FIG. 2 depicts illustrative graphical user interface (GUI) 200 for composing responses to messages, in accordance with the illustrative embodiment of the present invention. As shown in FIG. 2, graphical user interface (GUI) 200 comprises a radio button widget for specifying the priority of the response, a checkbox widget for specifying which terminal(s) the response is directed to, and a checkbox widget for specifying the delivery method(s) for the response. In accordance with the illustrative embodiment, the states of these three widgets are set in accordance with the information specified by user U1, and the three widgets are set to be inactive (as indicated by their grayed-out rendering) so that a user cannot change their states by clicking on the radio buttons or checkboxes.

FIG. 3 depicts a flowchart of a second method in accordance with the illustrative embodiment of the present invention. The method of FIG. 3 is similar to the method of FIG. 1, with the exception that the originator composes a message that does have a priority (rather than no priority) but that is different than the priority specified for responses to the message.

At task 310, user U1 composes a message M that has priority P1, and specifies one or more of: a priority P2, one or more terminals of user U1 (e.g., user U1's cell phone, user U1's personal computer, user U1's Blackberry®, etc.), and one or more methods of delivery (e.g., email, short message service [SMS] text message, instant messaging [IM], etc.), in well-known fashion.

At task 320, message M, along with the information specified at task 310, are transmitted to user U2, in well-known fashion.

At task 330, message M and the information specified at task 310 are received, in well-known fashion.

At task 340, user U2 initiates the process of composing a response to message M (e.g., clicking on a “reply” button in a graphical user interface [GUI], etc.), in well-known fashion.

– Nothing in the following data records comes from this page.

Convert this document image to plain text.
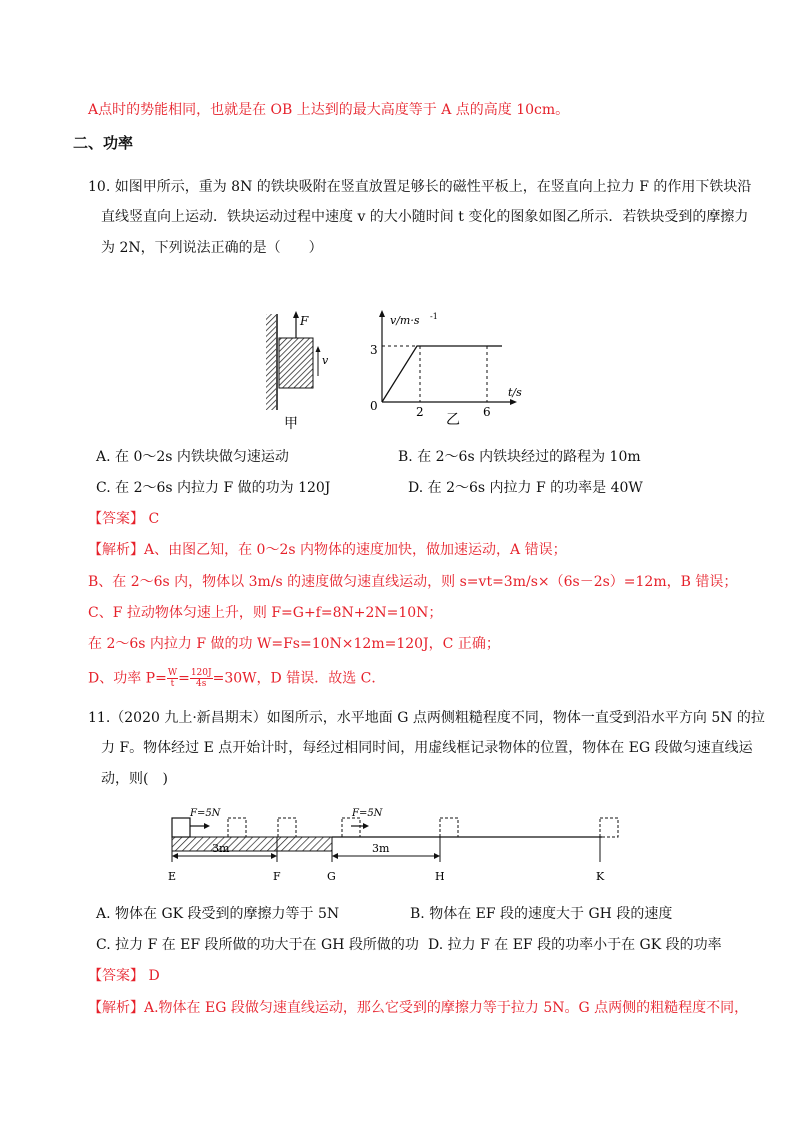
A点时的势能相同，也就是在 OB 上达到的最大高度等于 A 点的高度 10cm。
二、功率
10. 如图甲所示，重为 8N 的铁块吸附在竖直放置足够长的磁性平板上，在竖直向上拉力 F 的作用下铁块沿
直线竖直向上运动．铁块运动过程中速度 v 的大小随时间 t 变化的图象如图乙所示．若铁块受到的摩擦力
为 2N，下列说法正确的是（　　）
F
v
甲
v/m·s -1
t/s
0
3
2	6
乙
A. 在 0～2s 内铁块做匀速运动	B. 在 2～6s 内铁块经过的路程为 10m
C. 在 2～6s 内拉力 F 做的功为 120J	D. 在 2～6s 内拉力 F 的功率是 40W
【答案】 C
【解析】A、由图乙知，在 0～2s 内物体的速度加快，做加速运动，A 错误；
B、在 2～6s 内，物体以 3m/s 的速度做匀速直线运动，则 s=vt=3m/s×（6s－2s）=12m，B 错误；
C、F 拉动物体匀速上升，则 F=G+f=8N+2N=10N；
在 2～6s 内拉力 F 做的功 W=Fs=10N×12m=120J，C 正确；
D、功率 $P= \frac{W}{t} = \frac{120J}{4s} =30W$，D 错误．故选 C．
11.（2020 九上·新昌期末）如图所示，水平地面 G 点两侧粗糙程度不同，物体一直受到沿水平方向 5N 的拉
力 F。物体经过 E 点开始计时，每经过相同时间，用虚线框记录物体的位置，物体在 EG 段做匀速直线运
动，则(　)
F=5N	F=5N
3m	3m
E	F	G	H	K
A. 物体在 GK 段受到的摩擦力等于 5N	B. 物体在 EF 段的速度大于 GH 段的速度
C. 拉力 F 在 EF 段所做的功大于在 GH 段所做的功 D. 拉力 F 在 EF 段的功率小于在 GK 段的功率
【答案】 D
【解析】A.物体在 EG 段做匀速直线运动，那么它受到的摩擦力等于拉力 5N。G 点两侧的粗糙程度不同，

At task 350, the response is forced to have priority P2 (if priority P2 was specified), to be directed to the specified terminal(s) of user U1 (if so specified), and to be designated for delivery in accordance with the specified method(s) (if so specified). In accordance with the illustrative embodiment, this forcing is accomplished via the graphical user interface (GUI) mechanism described above and with respect to FIGS. 1 and 2. As will be appreciated by those skilled in the art, some other embodiments of the present invention might achieve this result via an alternative technique, and it will be clear to those skilled in the art, after reading this disclosure, how to make and use such embodiments of the present invention.

At task 360, the response is transmitted to the specified terminal(s) of user U1 in accordance with the specified delivery method(s), in well-known fashion.

It is to be understood that the disclosure teaches just one example of the illustrative embodiment and that many variations of the invention can easily be devised by those skilled in the art after reading this disclosure and that the scope of the present invention is to be determined by the following claims.